Osmanlı ceza kanununa göre bir çok hallerde suçlunun tevkifinde mesuliyet polis görevi yapan görevlilerin değil muayyen şahıslarındı. Cinayet, tecavüz, hırsızlık gibi hususlarda, vakanın cereyan ettiği yer civarında yaşayan halk, mütecavizi bulup teslim etmek mecburiyetindeydi. Daha genel bir diğer kaide; firar halinde bulunan bir cinayet sanığını onun akrabası, taallukatı bulup teslim etmek mecburiyetindeydi. Suçlu aynı şekilde timar sahipleri ve bölge idarecileri tarafından öncelikle aranır; suçlu bir diğer sancağa kaçmışsa gönderilen ases, muhzır veya yasakçı onu bulup geri getirmeye memur olurdu. Daha evvel söylendiği gibi, Osmanlı ceza kanunnamesi, çeşitli cürümlerin dereceleri için sistematik bir ayırıma sahip değildir. Yalnız “cürm-i galiz” ile “ta’zir” arasında belli bir ayırım yapılmıştır. Diğerleri “hürde” veya cüz’î cerayim, madun şenayi, madun cerime olarak bir üçüncü grup suç cinsini teşkil ederler; bazı eczalar bedel vererek bertaraf edilebilirdi. Fakat her suç için bu tatbik edilemez. Sürgün, hapis, gemilerde kürek çekmeye mahkûm etme, diyet (kan parası) Osmanlı ceza kanunnamelerinde uygulanan cezaların belli başlılarını teşkil etmektedir.
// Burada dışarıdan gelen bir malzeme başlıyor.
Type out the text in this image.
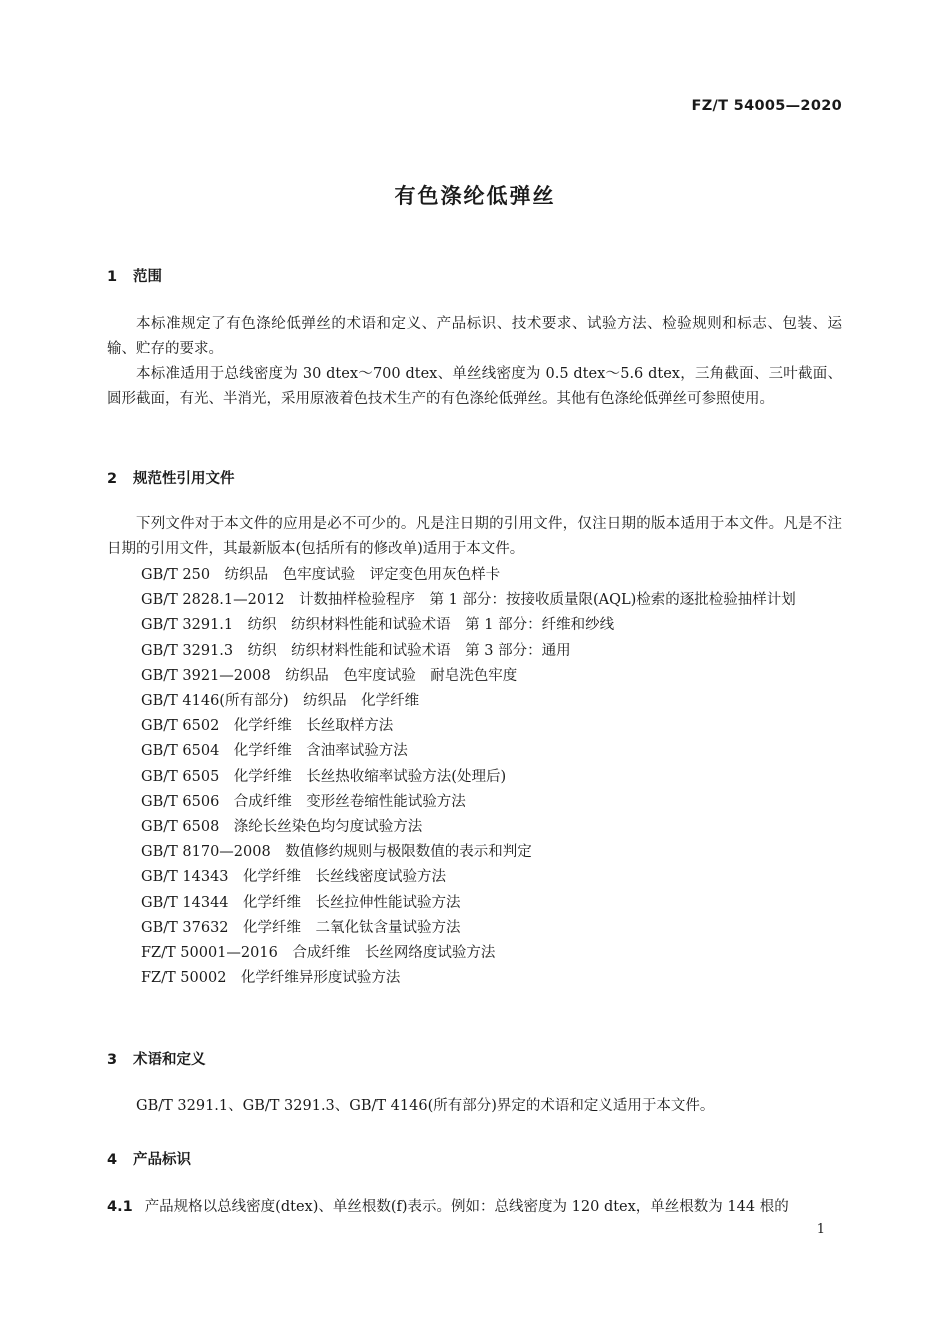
FZ/T 54005—2020
有色涤纶低弹丝
1 范围

本标准规定了有色涤纶低弹丝的术语和定义、产品标识、技术要求、试验方法、检验规则和标志、包装、运输、贮存的要求。

本标准适用于总线密度为 30 dtex～700 dtex、单丝线密度为 0.5 dtex～5.6 dtex，三角截面、三叶截面、圆形截面，有光、半消光，采用原液着色技术生产的有色涤纶低弹丝。其他有色涤纶低弹丝可参照使用。

2 规范性引用文件

下列文件对于本文件的应用是必不可少的。凡是注日期的引用文件，仅注日期的版本适用于本文件。凡是不注日期的引用文件，其最新版本(包括所有的修改单)适用于本文件。

GB/T 250　纺织品　色牢度试验　评定变色用灰色样卡
GB/T 2828.1—2012　计数抽样检验程序　第 1 部分：按接收质量限(AQL)检索的逐批检验抽样计划
GB/T 3291.1　纺织　纺织材料性能和试验术语　第 1 部分：纤维和纱线
GB/T 3291.3　纺织　纺织材料性能和试验术语　第 3 部分：通用
GB/T 3921—2008　纺织品　色牢度试验　耐皂洗色牢度
GB/T 4146(所有部分)　纺织品　化学纤维
GB/T 6502　化学纤维　长丝取样方法
GB/T 6504　化学纤维　含油率试验方法
GB/T 6505　化学纤维　长丝热收缩率试验方法(处理后)
GB/T 6506　合成纤维　变形丝卷缩性能试验方法
GB/T 6508　涤纶长丝染色均匀度试验方法
GB/T 8170—2008　数值修约规则与极限数值的表示和判定
GB/T 14343　化学纤维　长丝线密度试验方法
GB/T 14344　化学纤维　长丝拉伸性能试验方法
GB/T 37632　化学纤维　二氧化钛含量试验方法
FZ/T 50001—2016　合成纤维　长丝网络度试验方法
FZ/T 50002　化学纤维异形度试验方法
3 术语和定义

GB/T 3291.1、GB/T 3291.3、GB/T 4146(所有部分)界定的术语和定义适用于本文件。

4 产品标识

4.1 产品规格以总线密度(dtex)、单丝根数(f)表示。例如：总线密度为 120 dtex，单丝根数为 144 根的

1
Bazı İslâm kanuncuları nezdinde “ta’zir” ve hudud cezaları, “zecr ve istislah” yolu ile suçlan azaltmak ve cemiyeti ıslah etmek gayesini gütmektedir. Osmanlı kanunları ve emirnâmeleri bu hususda kesin bir ayırım yapmaktadırlar. Onlara göre bir mütecavizi kanunun ön gördüğü şekillerde cezalandırmaktan gaye onun nefsini ıslah etmektir. İdam veya suçlunun bir elini kesmek gibi ağır cezalardan gaye bu işe tevessül edecek diğer kimselere ibret olması ve memleketin nizamı için tebaanın emniyeti ve memleketin bu gibi şeylerden temizlenmesi için yapıldığı belirtilmektedir. Bir şahsın hukukî hakkını vermek dernek olan kısas, keffare gibi tamamen dinî cezaların konusunu teşkil eder.
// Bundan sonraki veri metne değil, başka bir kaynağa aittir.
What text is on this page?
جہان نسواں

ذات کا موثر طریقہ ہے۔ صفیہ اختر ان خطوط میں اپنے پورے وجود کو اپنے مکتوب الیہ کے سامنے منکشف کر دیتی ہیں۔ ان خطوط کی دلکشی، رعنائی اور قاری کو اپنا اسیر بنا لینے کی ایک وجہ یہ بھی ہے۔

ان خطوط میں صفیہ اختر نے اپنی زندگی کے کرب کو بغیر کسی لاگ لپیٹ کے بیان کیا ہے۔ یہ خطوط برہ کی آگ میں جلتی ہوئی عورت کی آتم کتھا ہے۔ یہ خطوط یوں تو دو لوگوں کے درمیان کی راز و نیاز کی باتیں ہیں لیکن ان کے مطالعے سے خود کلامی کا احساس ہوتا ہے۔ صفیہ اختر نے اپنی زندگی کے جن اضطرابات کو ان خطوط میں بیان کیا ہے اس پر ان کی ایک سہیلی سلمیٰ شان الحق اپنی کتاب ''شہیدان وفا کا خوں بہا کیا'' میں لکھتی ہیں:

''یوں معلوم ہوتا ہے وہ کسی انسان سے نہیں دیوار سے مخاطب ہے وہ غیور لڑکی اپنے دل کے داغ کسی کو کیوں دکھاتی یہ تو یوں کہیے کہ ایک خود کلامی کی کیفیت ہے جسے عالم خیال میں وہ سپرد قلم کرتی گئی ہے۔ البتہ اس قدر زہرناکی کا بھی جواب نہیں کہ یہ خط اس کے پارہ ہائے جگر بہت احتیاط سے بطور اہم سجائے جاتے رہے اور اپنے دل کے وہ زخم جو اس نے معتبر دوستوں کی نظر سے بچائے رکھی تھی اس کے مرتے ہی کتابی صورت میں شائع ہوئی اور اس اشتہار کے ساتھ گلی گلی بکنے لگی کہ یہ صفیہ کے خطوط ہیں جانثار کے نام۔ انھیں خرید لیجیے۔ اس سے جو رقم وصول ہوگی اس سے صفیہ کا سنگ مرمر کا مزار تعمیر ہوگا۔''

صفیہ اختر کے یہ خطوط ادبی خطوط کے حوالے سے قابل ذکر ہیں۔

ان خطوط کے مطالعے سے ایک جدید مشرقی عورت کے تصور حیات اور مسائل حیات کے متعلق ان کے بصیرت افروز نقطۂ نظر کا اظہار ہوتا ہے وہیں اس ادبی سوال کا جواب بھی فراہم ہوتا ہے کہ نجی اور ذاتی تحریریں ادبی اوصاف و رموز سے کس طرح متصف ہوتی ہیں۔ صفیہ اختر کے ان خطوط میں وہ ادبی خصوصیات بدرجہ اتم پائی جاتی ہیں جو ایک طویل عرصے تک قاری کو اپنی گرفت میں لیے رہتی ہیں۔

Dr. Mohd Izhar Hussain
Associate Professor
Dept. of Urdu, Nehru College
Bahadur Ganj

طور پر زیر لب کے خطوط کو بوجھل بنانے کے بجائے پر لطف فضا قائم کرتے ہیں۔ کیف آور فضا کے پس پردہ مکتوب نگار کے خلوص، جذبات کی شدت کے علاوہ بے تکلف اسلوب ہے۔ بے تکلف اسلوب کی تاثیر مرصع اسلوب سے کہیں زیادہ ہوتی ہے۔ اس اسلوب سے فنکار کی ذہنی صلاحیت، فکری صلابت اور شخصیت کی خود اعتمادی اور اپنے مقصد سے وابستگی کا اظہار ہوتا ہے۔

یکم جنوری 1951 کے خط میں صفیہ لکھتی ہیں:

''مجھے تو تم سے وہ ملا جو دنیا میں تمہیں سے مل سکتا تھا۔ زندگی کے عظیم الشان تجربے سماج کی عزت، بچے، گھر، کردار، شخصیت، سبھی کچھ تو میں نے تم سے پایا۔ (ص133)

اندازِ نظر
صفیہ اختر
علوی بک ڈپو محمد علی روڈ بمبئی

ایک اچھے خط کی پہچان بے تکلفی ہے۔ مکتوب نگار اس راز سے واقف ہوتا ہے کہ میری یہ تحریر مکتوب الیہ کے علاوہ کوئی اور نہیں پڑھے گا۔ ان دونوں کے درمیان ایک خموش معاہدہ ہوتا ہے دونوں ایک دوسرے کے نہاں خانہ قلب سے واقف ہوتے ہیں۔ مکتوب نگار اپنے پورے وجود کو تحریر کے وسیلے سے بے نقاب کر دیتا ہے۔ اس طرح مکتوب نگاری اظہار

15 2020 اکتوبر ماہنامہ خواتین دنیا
Osmanlı ceza hukukunun menfi hususları üzerinde şimdiye kadar ilmî olarak fazla durulmamıştır. Bir şahsın hayatına, haysiyetine ve mülküne az kıymet verilmiştir. Cezalandırma hususu çoğunlukla sert ve haşin bir şekilde icra edilmekteydi. Şüphe çoğunlukla bir delil vasfını kazanmaktadır. Bir batılı seyyahın haklı olarak işaret ettiği gibi Osmanlı adaleli, bir suçtan dolayı itham edilen iki sanıktan, suçlu ve mütecaviz olan kaçar, fakat masum cezalandırılırdı; bu telakki de sanık masum da olsa gerçekten suçlu ise bu misal teşkil eder diye katledilirdi.
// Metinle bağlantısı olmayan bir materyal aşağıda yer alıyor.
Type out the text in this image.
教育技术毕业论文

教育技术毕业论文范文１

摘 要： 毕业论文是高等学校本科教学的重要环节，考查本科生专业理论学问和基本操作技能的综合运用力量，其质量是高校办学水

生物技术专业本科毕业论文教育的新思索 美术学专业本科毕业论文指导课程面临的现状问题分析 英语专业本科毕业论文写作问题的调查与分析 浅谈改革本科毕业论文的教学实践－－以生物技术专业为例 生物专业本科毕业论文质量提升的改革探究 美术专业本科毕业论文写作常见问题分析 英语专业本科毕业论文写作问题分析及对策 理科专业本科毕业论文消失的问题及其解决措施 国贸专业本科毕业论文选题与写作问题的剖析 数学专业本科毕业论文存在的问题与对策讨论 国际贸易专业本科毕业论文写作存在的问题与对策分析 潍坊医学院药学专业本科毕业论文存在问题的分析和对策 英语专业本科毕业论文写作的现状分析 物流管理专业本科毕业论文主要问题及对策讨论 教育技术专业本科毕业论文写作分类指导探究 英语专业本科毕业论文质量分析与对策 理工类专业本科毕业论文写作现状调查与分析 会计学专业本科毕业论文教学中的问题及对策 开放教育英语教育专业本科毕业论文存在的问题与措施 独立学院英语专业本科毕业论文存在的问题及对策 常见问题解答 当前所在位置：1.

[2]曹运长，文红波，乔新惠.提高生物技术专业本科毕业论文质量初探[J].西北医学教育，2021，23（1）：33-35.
Yukarıda özetlemeye çalıştığımız, eserin ikinci bölümünü teşkil eden Osmanlı imparatorluğunda ceza hukuku idaresi başlığını taşıyan ve eserin yarısını teşkil eden kısımdır (s. 167-313). Buna “Kaynaklar üzerinde not” (s. 314-316), “Hindistan’da ceza kanunu" (s. 317-318) başlıkları altında iki ek konmuştur. Eser kişi adları (s. 319-323), konu ve terim dizini (s. 324-336) ile tamamlanmakta ayrıca metinde geçen hukukî terimlerin açıklanmasını ihtiva eden bir lügatçe ile sona ermektedir (s· 337-340)·

Yukarıda söylendiği gibi bu eserin hazırlayıcısı olan müteveffa Uriel Heyd uzun yıllar süren çalışmalarının sonuçlarını yayın alanına çıktığını görememiştir. Fakat bugün elimizdeki metnin meydana gelişinde ikinci bir müellif olarak kabul edilmesi gereken V. Menage’ın titiz çalışmasının büyük rolü olmuştur. Eserin birinci kısmını teşkil eden Osmanlı ceza kanunnamesi metinlerini ele alan ve çeşitli devirlerde meydana getirilmiş metinlerin tespiti ve nihayet tenkidli bir metnin meydana getirilişi ve bu metnin İngilizceye tercümesi ile daha geniş ilim âleminin istifadesine sunulması eldeki eserin en başarılı kısımları olarak kabul edilmelidir. İkinci kısım da eserde ele alman devir kanunname metinleri bakımından XVII. yüzyıl’a kadar geldiğinden bazı hukuki açıklamalarda onu aşan bir tutum içinde bulunduğu görülmektedir. Bununla beraber bu zikrettiğimiz hususlar bu konunun birazda çetrefil olması ve şimdiye kadar ilmî şekilde geniş bir çerçeve içinde ele alınmamış olmasından ileri gelmiştir. Osmanlı hukuku sahasında, araştırıcıların daima müracaat edecekleri vazgeçilmez bir eserdir; bu bakımdan ilme çok ciddî bir katgıdır.